Млечный путь красных песков

Декоратор2
Перепаханный звездами Млечный Путь, накрыл красные пески пустыни, образовав туманный шатер над головой водителя трехтонки. Нагревшиеся за день пески, щедро делились с небесами накопленным жаром. Марево поднимающихся ввысь теплых потоков, создавали иллюзорную подвижность сияющих звезд, которые весело подмигивали Ивану.

Эх, звезды, звездочки! Нашли с кем кокетничать... нашли, кому глазки строить... Смотрит тоскливо на черное небо не человек, а тень, с трехзначным номером на засаленной робе. Тень, забывающая порой свое имя за годы долгой изоляции. Сначала в немецком плену, затем здесь, на урановых рудниках Кызылкумов.

Жизнь на руднике немногим отличалась от немецкого плена. После переклички, под охраной вооруженных солдат, безликая колонна изгоев брела на копи. Там, кайлом, да лопатой вгрызалась толпа пленных в рудные пласты. Перед заходом солнца, еле волоча ноги, серый поток возвращался в казармы, где в летнюю пору задыхался от паркой вони грязных тел, а зимой, на побудке, отдирал примерзшие ватники от нар.

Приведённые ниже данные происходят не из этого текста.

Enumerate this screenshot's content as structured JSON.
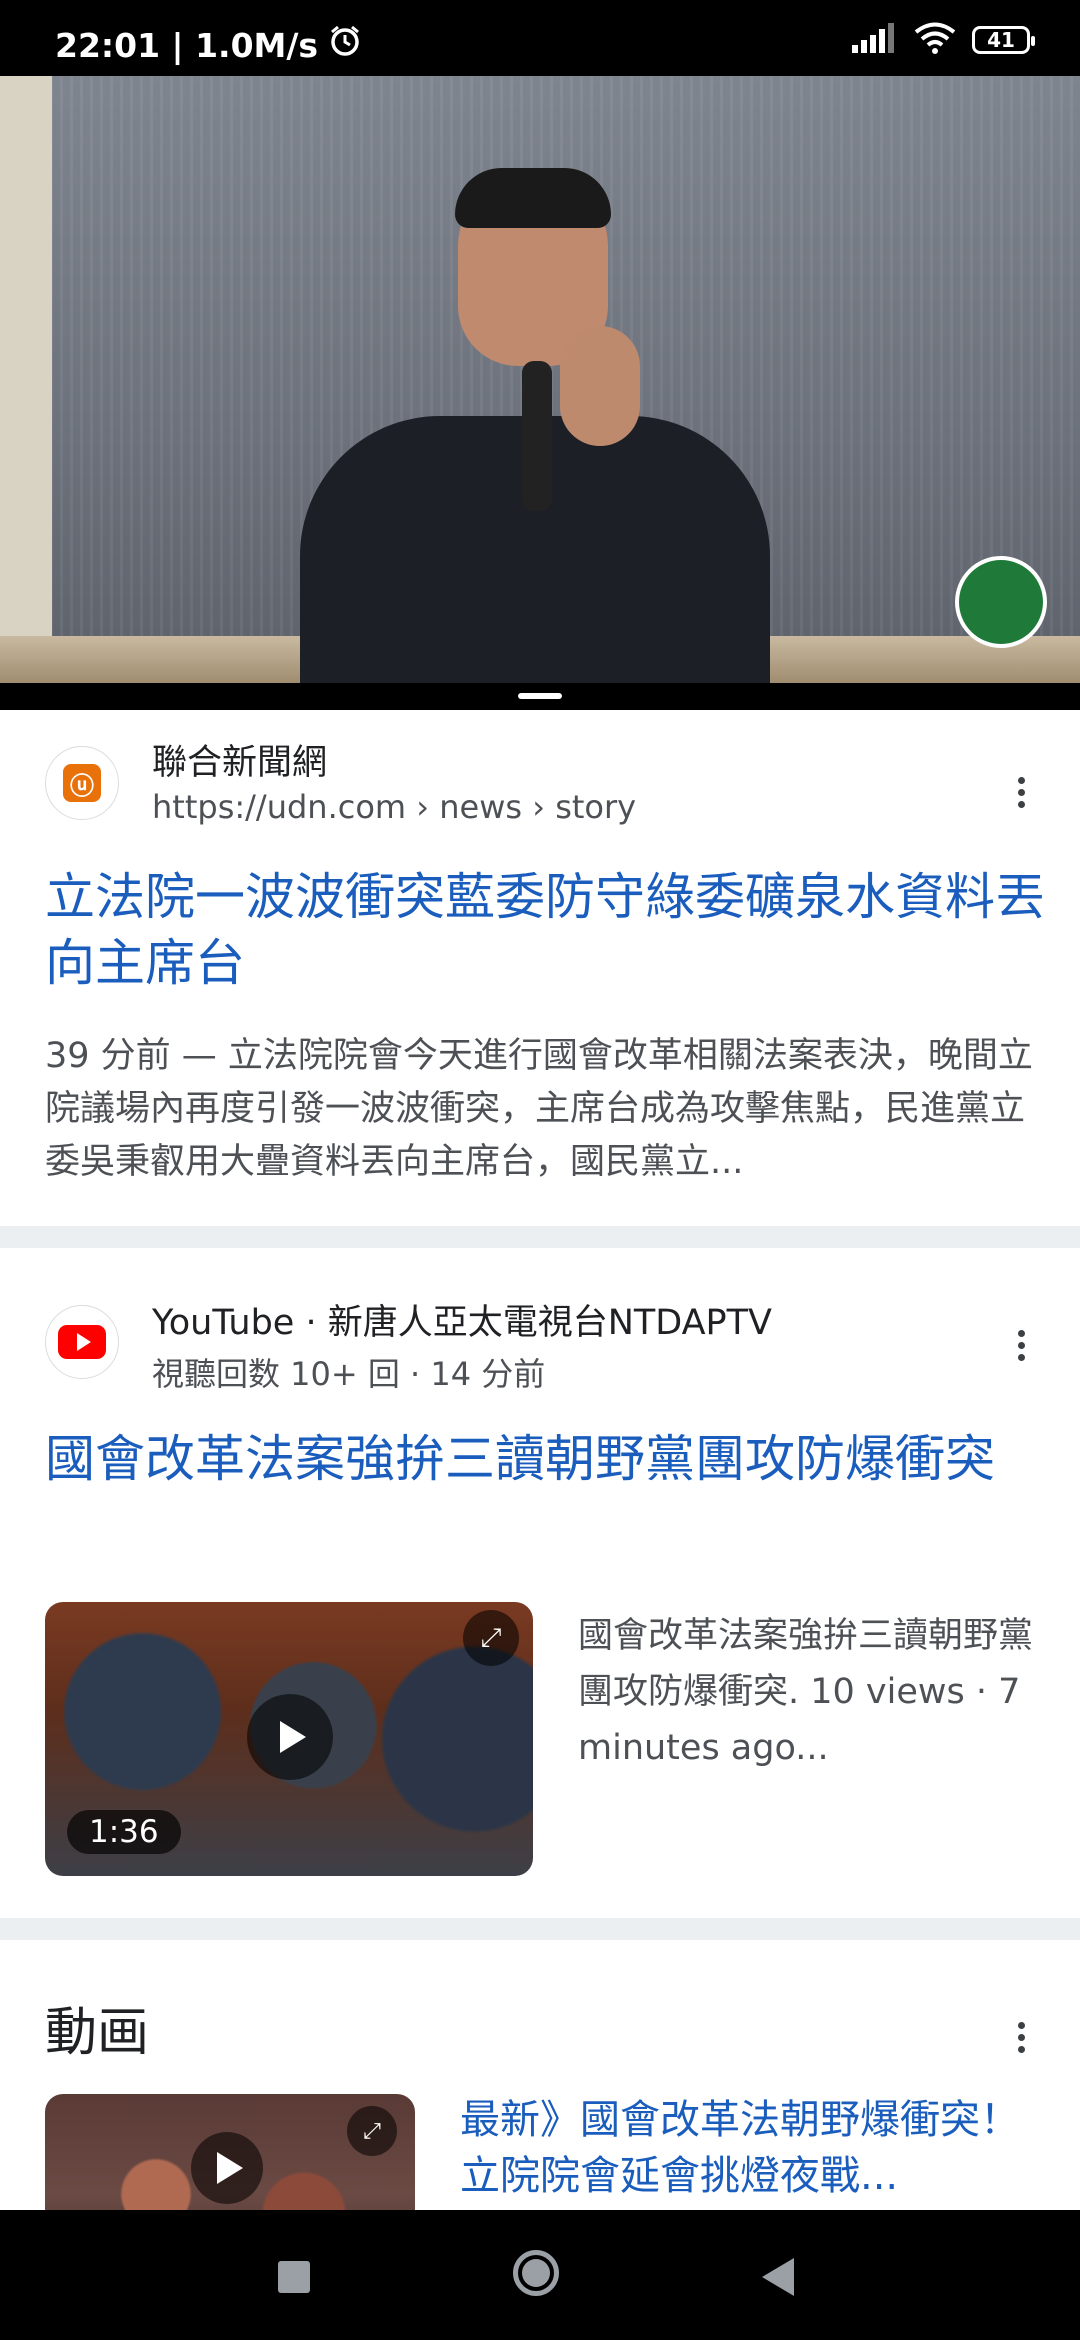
{
  "status_bar": {
    "time_speed": "22:01 | 1.0M/s",
    "alarm_icon": "alarm-clock-icon",
    "battery": "41"
  },
  "video_player": {
    "watermark": "party-emblem"
  },
  "results": [
    {
      "site_name": "聯合新聞網",
      "url": "https://udn.com › news › story",
      "title": "立法院一波波衝突藍委防守綠委礦泉水資料丟向主席台",
      "snippet": "39 分前 — 立法院院會今天進行國會改革相關法案表決，晚間立院議場內再度引發一波波衝突，主席台成為攻擊焦點，民進黨立委吳秉叡用大疊資料丟向主席台，國民黨立..."
    },
    {
      "site_name": "YouTube · 新唐人亞太電視台NTDAPTV",
      "meta": "視聽回数 10+ 回 · 14 分前",
      "title": "國會改革法案強拚三讀朝野黨團攻防爆衝突",
      "duration": "1:36",
      "description": "國會改革法案強拚三讀朝野黨團攻防爆衝突. 10 views · 7 minutes ago..."
    }
  ],
  "videos_section": {
    "title": "動画",
    "first_video_title": "最新》國會改革法朝野爆衝突！ 立院院會延會挑燈夜戰..."
  },
  "nav_bar": {
    "recents": "square-icon",
    "home": "home-circle-icon",
    "back": "back-triangle-icon"
  },
  "colors": {
    "link": "#1a5dbd",
    "snippet": "#4d5156",
    "divider": "#eceff2"
  }
}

Огрубевшее от мытарств сердце Ивана редко сетовало на искалеченную судьбину, но когда когтистая боль контузии впивалась в бритый затылок, выл бывший офицер по-звериному, обхватив голову руками. В тягость становилась жизнь, сплетенная из бесправного рабства, голода и прострельной боли. Не жизнь, а коптящий ад, превративший Ивана в расходный материал, в балласт, в безликую тень, в рухлядь.

Когда пунцовая кровь закипала под ноздрями, когда тело покрывалось холодным потом слабости, а удушье ослабляло хватку, боль отступала, как вздорная морская волна, внезапно налетевшая на берег при полном штиле. Растревоженное приступом сердце, постепенно успокаивало свои судорожные сокращения, аккумулируя в душе Ивана надежду выжить в навязанном судьбой аду.

Колонна трехтонок, груженая рудой, раз в месяц, отправлялась на перерабатывающий комбинат Зеравшана, где сдавалось добытое урановое сырье. В кабине сидели по двое, водитель из заключенных и конвоир. На сей раз Ивану не повезло, его конвойным был молоденький солдатик, вкусивший сладость власти над лагерным контингентом. Безусый коротышка растворялся в блаженстве своей садисткой безнаказанности. За неимением возможности перебить всех пленных, вымещал маленький гаденыш свою лютую ненависть к безропотному рабочему стаду, беспричинно раздавая зуботычины и лишая скудного дневного пайка.

На полпути к Зеравшану, трехтонка Ивана намертво заглохла. Начальник колонны решил продолжить следование в пункт назначения, а машину Ивана, с ним самим и конвоиром, оставить на трассе до возвращения порожнего обоза.

Нечаянный отдых в целые сутки, даже в компании маленького мерзавца, наполнил истерзанное сердце Ивана забытым ощущением счастья. Глоток свободы освежал душу, наполнял легкие запахами бескрайнего простора пустыни, которая, как невеста перед венцом, ликовала в весеннем разноцветье, украсив себя на недельку-другую, роскошным ковром тюльпанов. Четвертую весну наблюдал Иван это удивительное чудо, и всякий раз ломал голову, как удается раскаленным пескам Кызылкумов являть небесам нежное цветочное диво, рожденное в муках полного обезвоживания. Бесконечная до горизонта тюльпанная поляна, напоенная тонким ароматом, нечаянно обнажала трепетную и нежную душу суровой пустыни, которая может не только карать и наказывать испепеляющим жаром, но и одаривать вселенную великой красотой святого материнского начала. Цветы вскоре увянут и исчезнут с лица песчаных барханов, но жизнь корней будет бережно хранима красной пустыней до следующей весны.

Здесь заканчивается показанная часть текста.